There is nothing in the Serbian Orthodox Church, neither rite nor doctrine that encourages babies to be slaughtered in the hands of their mothers. Hitchens’ reference to the Ustase catholic-fascist organisation in Croatia during the Second World War over-emphasizes the role of religion at the expense of the more accurate case of extreme nationalism which seeking to assert its fundamentalist values expediently utilizes the symbolic and propagandistic power of religion. Religious faith is a mediator not a cause in such conflicts. The prime mover in this case is ultra-nationalist radicalism which has seeped through the region with deadly infectiousness and has done so for decades, exacerbated by the still popular myth surrounding Marshall Tito and the nationalist pride which his name still yields in the hearts of many Serbs today.

In my experience, Serbia has always been the flagship of nationalism in the Balkans. The Serbs are innately hot-headed, ready to draw knives and guns at the slightest jolt of their patriotic self-identity. They are generally far more zealous in their convictions than say my fellow countrymen, the Bulgarians. Their naturally fiery passions coagulate in an ultra-nationalism that only time will shake off and destroy. And though these passions already seem to diminish and fade from the picture in today’s Serbia, as demonstrated by the relatively minor protests against General Mladic’s extradition to The Hague, the memory of the catastrophic wars of the 90s will be the albatross around the country’s neck. Such guilt is hard to swallow let alone acknowledge. Is it still deep inside, accumulating, and waiting to erupt?
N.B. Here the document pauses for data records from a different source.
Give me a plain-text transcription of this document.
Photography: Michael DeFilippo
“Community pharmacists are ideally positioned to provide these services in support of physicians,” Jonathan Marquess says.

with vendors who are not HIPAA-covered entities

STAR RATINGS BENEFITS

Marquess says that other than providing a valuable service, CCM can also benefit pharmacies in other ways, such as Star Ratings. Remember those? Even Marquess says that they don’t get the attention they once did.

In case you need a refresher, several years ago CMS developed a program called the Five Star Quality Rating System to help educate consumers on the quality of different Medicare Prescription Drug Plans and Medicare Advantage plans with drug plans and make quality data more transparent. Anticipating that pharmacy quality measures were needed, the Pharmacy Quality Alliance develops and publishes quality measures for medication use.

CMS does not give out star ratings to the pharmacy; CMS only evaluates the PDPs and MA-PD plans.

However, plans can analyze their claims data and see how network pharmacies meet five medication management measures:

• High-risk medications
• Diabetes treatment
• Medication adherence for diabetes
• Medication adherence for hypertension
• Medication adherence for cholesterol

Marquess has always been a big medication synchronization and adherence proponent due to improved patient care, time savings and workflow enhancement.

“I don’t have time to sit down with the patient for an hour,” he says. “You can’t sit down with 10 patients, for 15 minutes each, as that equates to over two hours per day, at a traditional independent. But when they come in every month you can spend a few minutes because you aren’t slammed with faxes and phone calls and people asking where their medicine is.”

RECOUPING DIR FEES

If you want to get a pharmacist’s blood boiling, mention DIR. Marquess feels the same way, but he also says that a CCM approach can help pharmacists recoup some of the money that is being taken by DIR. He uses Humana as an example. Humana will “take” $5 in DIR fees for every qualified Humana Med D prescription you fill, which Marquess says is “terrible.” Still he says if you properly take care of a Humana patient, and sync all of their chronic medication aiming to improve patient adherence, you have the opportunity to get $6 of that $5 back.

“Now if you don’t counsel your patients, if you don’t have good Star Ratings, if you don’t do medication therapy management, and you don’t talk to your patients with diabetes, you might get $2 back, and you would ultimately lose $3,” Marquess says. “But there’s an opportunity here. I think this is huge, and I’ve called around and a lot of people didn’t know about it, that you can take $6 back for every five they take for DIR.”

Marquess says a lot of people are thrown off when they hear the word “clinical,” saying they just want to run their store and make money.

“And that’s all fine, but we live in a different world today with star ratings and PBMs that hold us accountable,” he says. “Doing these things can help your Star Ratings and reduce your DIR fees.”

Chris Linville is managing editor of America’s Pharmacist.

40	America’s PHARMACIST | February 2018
Unlikely, considering Serbia’s current pro-Western government, more interested in pragmatics than principles.

But in light of the media’s scorn for all things Balkan and appetite for murder and mayhem, Hitchens’ painfully biased article is a step too far. This is not a Michael Palin-presented, reader’s-digest travel show demagogically aiming to alleviate the West’s culpability in world affairs, but an essay by one of our heavyweight intellectuals, whose opinion counts and whose words are chewed over and over by many political publications and blogs. His views resound through the net and in print, written with a permanent marker on the white board of Balkan discourse, already graffitied enough with the smears and smirks of Western propaganda.

A single glance at the ending of Mr Hitchens’ article exposes his means to an end:

“Religion nearly destroyed the economy and society of former Yugoslavia and did deep and lasting damage to its people and culture. But in the journal of record for American liberalism, the profound connection between faith and fanaticism is treated as if it were a startling exception rather than a grim rule.”

From the affairs of the Balkans and former Yugoslavia, we are suddenly transported back to the US and find ourselves riding the waves of Hitchens’ life-long polemic against religion, through a critique of American liberalism. In the end, his fiery tirade against religion’s debilitating impact on the Balkans turns out to be nothing more than a vehicle to further his own personal anti-religious agenda.
If you read Voltaire’s entry on the Bulgarians in his Philosophical Dictionary (Part I), you will begin to realise that this ignorance and complacency is traditional and part of the norm in the West’s view of the Balkans. And if Voltaire himself could partake in this tradition, it would seem preposterous to expect anything less from our very own Enlightenment extraordinaire Christopher Hitchens.